Making way for Linux In The Enterprise

The first step in improving Linux performance is quantifying it. But how exactly do you quantify performance for Linux or for comparable systems? In this article, members of the IBM Linux Technology Center share their expertise as they describe how they ran several benchmark tests on the Linux 2.4 and 2.5 kernels late last year.

The Linux operating system is one of the most successful open source projects to date. Linux exhibits high reliability as a Web server operating system, and it has significant market share in this market. Web servers are typically low-end to midrange systems with up to 4-way symmetric multiple processors (SMP); enterprise-level systems have more complex requirements, such as larger processor counts and I/O configurations and significant memory and bandwidth requirements. In order for Linux to be enterprise-ready and commercially viable in the SMP market, its SMP scalability, disk and network I/O performance, scheduler, and virtual memory manager must be improved relative to commercial UNIX systems.

The Linux Scalability Effort (LSE) (see Resources for a link) is an open source project that addresses these Linux kernel issues for enterprise class machines, with 8-way scalability and beyond.

The IBM Linux Technology Center's (LTC) Linux Performance Team (see Resources for a link) actively participates in the LSE effort. In addition, their objective is to make Linux better by improving Linux kernel performance with special emphasis on SMP scalability.

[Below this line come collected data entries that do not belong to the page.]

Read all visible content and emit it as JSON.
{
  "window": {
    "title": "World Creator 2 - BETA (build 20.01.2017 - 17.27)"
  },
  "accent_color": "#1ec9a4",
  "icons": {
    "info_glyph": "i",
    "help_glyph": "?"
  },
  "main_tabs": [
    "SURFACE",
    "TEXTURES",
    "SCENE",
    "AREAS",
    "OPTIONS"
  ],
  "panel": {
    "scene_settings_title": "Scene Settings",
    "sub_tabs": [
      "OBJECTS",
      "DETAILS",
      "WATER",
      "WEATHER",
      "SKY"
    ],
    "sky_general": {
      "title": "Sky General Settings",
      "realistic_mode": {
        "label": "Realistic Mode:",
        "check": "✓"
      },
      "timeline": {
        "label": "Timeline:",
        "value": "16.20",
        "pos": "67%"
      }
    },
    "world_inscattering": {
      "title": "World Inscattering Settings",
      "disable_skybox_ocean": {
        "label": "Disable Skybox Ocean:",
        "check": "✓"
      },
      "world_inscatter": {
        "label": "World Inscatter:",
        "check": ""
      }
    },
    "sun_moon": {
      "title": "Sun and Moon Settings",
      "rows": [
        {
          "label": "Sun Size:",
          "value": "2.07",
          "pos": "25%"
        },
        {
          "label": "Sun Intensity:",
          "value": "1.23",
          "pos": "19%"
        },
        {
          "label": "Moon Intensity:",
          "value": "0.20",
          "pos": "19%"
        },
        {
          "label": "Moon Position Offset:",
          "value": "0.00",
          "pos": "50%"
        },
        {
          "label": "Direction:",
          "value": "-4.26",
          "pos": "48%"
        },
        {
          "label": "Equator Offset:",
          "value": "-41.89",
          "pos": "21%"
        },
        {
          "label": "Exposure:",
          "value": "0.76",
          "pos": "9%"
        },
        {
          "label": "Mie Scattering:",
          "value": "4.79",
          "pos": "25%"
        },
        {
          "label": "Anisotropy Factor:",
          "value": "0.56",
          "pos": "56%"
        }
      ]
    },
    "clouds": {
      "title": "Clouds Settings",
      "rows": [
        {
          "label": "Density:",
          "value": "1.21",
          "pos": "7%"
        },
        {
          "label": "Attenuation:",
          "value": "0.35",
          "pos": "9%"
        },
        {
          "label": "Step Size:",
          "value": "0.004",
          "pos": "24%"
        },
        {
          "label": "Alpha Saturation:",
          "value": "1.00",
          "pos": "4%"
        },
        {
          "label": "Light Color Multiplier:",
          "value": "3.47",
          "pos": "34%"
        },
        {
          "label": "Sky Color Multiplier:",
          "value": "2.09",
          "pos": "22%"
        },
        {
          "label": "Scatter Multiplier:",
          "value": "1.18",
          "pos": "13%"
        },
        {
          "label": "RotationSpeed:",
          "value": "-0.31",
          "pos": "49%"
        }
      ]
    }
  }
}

This article describes the strategy and methodology used by the team for measuring, analyzing, and improving the performance and scalability of the Linux kernel, focusing on platform-independent issues. A suite of benchmarks is used to accomplish this task. The benchmarks provide coverage for a diverse set of workloads, including Web serving, database, and file serving. In addition, we show the various components of the kernel (disk I/O subsystem, for example) that are stressed by each benchmark.